Forum Moderators: Robert Charlton & goodroi
My robots file includes the following two lines:
User-agent: *
Disallow: apage.php
Googlebot has been visiting apage.php?id=1 and so on (mindlessly indexing tens of thousands of identical pages).
Do I need to use
Disallow: apage.php* instead?
Or is there a problem with Googlebot?
also php?id=1 etc aren't these seperate files from the .php file you disallowed?
maybe you should disallow the directory which contains these files?
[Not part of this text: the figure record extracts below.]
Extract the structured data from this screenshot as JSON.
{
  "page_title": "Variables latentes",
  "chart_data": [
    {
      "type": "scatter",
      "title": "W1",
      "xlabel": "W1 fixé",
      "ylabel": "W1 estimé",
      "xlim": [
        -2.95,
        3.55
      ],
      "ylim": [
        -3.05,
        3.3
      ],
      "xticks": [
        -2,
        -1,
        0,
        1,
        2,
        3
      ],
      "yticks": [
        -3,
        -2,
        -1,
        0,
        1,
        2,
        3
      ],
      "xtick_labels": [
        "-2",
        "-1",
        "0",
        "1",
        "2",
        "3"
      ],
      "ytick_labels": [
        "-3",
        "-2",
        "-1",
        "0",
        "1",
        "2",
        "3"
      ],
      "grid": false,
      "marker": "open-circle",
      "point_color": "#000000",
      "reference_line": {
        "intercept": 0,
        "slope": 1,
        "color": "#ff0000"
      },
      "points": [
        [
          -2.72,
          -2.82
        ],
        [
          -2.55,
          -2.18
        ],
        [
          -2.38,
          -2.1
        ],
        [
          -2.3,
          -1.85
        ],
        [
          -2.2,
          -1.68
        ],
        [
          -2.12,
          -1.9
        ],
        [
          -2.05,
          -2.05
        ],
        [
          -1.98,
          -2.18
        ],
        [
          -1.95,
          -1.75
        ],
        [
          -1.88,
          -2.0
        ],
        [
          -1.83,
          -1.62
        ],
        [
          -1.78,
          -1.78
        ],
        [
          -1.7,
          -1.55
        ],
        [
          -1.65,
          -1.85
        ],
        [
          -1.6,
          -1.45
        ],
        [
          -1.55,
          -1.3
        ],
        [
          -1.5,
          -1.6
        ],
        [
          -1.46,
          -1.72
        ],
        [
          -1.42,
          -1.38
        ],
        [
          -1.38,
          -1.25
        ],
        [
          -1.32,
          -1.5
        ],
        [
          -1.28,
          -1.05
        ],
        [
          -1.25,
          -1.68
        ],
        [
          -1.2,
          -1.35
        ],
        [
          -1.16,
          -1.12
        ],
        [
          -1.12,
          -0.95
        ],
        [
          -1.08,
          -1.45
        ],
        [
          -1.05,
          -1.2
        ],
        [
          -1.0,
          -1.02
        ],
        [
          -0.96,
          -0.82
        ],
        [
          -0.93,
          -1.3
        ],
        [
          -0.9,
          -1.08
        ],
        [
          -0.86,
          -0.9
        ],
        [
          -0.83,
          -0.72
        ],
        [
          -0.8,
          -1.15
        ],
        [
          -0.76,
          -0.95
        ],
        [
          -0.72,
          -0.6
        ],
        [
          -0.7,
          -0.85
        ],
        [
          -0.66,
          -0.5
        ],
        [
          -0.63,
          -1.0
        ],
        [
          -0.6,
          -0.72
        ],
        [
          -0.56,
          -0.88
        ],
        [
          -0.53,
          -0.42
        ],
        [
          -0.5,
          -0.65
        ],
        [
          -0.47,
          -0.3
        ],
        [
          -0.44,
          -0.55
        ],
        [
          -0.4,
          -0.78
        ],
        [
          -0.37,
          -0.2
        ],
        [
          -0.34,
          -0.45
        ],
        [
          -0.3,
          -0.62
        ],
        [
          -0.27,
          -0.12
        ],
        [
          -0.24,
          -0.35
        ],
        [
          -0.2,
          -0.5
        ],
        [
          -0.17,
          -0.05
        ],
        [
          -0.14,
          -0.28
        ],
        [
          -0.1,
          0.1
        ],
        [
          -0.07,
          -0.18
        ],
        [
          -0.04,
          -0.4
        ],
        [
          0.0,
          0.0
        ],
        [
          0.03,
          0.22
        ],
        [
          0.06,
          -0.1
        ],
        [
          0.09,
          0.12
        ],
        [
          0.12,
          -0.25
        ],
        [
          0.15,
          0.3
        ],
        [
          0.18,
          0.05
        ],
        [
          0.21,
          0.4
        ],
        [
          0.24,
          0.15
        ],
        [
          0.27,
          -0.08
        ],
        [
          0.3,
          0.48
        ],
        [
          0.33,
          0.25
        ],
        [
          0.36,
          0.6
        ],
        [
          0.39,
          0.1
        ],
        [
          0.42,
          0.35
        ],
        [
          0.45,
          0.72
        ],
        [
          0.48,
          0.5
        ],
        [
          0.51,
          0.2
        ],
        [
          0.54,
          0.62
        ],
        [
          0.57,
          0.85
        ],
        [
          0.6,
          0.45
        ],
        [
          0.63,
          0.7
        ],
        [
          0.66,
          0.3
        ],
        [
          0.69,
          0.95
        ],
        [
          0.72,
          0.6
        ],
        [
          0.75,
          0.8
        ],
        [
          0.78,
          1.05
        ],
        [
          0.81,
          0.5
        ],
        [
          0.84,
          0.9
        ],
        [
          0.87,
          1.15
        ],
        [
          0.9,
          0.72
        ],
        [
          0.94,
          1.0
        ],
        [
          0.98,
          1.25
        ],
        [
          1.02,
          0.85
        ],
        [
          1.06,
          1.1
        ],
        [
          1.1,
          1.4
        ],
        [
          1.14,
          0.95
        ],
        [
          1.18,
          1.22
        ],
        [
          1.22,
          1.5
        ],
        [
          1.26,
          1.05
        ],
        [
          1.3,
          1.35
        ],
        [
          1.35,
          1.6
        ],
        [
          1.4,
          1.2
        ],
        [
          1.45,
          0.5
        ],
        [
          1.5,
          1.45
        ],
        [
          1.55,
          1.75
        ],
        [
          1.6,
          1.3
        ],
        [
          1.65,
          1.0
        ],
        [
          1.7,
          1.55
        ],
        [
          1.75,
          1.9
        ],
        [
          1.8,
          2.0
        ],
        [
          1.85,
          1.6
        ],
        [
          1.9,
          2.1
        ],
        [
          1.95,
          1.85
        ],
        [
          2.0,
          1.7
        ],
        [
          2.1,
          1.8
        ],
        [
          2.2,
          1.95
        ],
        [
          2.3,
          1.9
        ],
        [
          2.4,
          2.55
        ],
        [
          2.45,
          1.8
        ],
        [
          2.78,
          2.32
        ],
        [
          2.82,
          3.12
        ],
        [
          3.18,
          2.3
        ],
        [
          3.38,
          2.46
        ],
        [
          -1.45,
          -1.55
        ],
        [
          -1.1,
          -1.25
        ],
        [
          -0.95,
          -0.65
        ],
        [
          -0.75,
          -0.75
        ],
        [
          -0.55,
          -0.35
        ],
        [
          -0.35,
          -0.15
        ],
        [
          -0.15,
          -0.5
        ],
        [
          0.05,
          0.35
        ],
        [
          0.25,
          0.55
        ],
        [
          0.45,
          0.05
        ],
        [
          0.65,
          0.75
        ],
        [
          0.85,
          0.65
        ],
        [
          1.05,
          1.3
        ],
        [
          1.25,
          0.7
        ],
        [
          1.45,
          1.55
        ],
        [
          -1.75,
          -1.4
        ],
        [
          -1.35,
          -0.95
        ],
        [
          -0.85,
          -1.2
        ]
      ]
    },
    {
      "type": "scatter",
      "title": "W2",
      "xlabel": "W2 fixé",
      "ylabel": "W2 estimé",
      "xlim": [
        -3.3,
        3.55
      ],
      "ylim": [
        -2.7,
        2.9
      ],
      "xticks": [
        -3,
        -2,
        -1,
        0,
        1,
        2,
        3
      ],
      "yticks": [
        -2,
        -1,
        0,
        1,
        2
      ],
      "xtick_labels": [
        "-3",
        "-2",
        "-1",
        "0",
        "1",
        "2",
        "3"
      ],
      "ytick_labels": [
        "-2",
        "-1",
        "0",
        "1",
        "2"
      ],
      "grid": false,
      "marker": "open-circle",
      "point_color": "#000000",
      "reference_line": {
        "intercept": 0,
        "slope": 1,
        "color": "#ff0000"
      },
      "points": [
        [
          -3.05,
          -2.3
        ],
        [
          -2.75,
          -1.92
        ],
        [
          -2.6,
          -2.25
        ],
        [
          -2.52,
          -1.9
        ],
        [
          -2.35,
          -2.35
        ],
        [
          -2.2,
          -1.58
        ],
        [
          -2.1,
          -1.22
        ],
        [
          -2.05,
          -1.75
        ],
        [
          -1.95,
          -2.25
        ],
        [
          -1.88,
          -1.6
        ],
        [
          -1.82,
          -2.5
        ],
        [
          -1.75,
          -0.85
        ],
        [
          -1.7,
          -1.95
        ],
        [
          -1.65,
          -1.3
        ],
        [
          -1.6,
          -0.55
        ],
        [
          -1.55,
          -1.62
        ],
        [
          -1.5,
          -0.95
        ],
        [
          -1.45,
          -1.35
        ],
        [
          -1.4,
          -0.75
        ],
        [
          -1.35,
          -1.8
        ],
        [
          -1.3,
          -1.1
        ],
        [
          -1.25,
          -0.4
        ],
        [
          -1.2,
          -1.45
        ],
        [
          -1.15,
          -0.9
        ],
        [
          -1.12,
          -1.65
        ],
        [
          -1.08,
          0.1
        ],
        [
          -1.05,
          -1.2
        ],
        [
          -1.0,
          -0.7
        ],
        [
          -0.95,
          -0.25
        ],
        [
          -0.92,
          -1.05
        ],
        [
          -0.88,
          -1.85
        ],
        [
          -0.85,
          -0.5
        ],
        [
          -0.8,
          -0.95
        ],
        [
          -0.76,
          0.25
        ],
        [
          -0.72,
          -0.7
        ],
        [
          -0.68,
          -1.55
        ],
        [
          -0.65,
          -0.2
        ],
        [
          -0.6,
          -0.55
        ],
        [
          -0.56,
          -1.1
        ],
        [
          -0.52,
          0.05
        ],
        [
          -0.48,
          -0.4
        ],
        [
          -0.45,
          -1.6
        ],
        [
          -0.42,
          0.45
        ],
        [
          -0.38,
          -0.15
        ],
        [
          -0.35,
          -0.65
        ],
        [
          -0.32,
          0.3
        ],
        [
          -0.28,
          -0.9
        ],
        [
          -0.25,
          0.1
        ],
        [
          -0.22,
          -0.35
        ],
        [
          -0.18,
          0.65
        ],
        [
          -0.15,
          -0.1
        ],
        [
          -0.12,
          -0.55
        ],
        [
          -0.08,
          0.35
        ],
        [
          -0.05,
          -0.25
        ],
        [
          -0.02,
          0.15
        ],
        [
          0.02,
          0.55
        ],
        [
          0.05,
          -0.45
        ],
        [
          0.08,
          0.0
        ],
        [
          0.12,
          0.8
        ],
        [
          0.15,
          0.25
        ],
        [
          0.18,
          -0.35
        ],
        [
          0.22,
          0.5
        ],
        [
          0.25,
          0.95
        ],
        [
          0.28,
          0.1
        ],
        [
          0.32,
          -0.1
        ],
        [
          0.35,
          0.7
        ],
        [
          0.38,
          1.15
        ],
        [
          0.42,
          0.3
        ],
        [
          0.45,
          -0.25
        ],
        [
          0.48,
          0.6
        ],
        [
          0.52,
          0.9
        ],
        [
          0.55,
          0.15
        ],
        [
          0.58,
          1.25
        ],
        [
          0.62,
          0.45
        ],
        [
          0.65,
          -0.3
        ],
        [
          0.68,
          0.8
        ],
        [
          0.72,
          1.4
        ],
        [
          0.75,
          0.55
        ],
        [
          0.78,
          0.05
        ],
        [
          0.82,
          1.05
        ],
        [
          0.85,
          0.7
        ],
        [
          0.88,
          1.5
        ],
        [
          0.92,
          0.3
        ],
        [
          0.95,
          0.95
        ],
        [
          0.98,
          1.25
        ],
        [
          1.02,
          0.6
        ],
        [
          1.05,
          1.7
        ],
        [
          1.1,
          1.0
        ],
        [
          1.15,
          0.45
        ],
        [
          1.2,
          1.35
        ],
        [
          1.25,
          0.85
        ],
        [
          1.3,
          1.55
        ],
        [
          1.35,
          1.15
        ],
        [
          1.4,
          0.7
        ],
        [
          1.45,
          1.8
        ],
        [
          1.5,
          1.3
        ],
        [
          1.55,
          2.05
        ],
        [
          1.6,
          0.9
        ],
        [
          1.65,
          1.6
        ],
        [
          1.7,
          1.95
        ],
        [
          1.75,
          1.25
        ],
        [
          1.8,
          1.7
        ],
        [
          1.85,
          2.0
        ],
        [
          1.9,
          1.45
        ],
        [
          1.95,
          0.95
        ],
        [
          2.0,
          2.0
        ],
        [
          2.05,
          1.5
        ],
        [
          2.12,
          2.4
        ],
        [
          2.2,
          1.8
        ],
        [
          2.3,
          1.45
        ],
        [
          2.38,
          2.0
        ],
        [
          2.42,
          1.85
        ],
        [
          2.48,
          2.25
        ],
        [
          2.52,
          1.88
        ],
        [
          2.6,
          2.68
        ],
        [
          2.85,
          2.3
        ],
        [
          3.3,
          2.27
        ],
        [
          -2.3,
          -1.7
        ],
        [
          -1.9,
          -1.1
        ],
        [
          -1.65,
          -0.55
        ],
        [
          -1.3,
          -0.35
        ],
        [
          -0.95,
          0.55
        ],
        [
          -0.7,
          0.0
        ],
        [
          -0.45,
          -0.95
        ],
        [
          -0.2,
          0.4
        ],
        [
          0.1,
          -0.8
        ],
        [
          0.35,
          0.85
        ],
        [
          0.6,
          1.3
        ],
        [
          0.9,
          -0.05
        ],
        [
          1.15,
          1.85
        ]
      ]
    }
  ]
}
'googlebot only crawling what you disallowed'
you got me there.
We are coping with similar problem. For over a year robots.txt has been disallowing our /cf/ directory which we use to run counting script for our advertiser links. This did not prevent the indexing (in Feb I think) of over 50k links out to external sites. These now appear in site:oursite.com/cf/ as "pages" even though these resolve to those sites and not ours. About six weeks ago we changed robots.txt to *allow* that directory but the bogus link pages remain.
After my inquiry Google help wrote that we should disallow the /cf/ directory.
Cannot remove these links with Google's removal tool because the links exist and are correct - they are just wrongly indexed as "pages". Therefore I get the message "page still exists".
You should also set up a 301 redirect from non-www to www to avoid duplicate content. Additionally, make sure that all links that point to folders, or point to an index page inside a folder, do not include the actual filename. Make sure that the URL ends with a trailing / every time.
.
Be aware that Google does treat:
domain.com/folder
domain.com/folder/
domain.com/folder/index.html
www.domain.com/folder
www.domain.com/folder/
www.domain.com/folder/index.html
as six different pages.
You want the one shown in bold to be the one that they actually list (because your server should redirect a request for folder to folder/ automatically anyway). Never include the actual index file filename. This will allow you to change your technology in the future without having to change any of the links at all.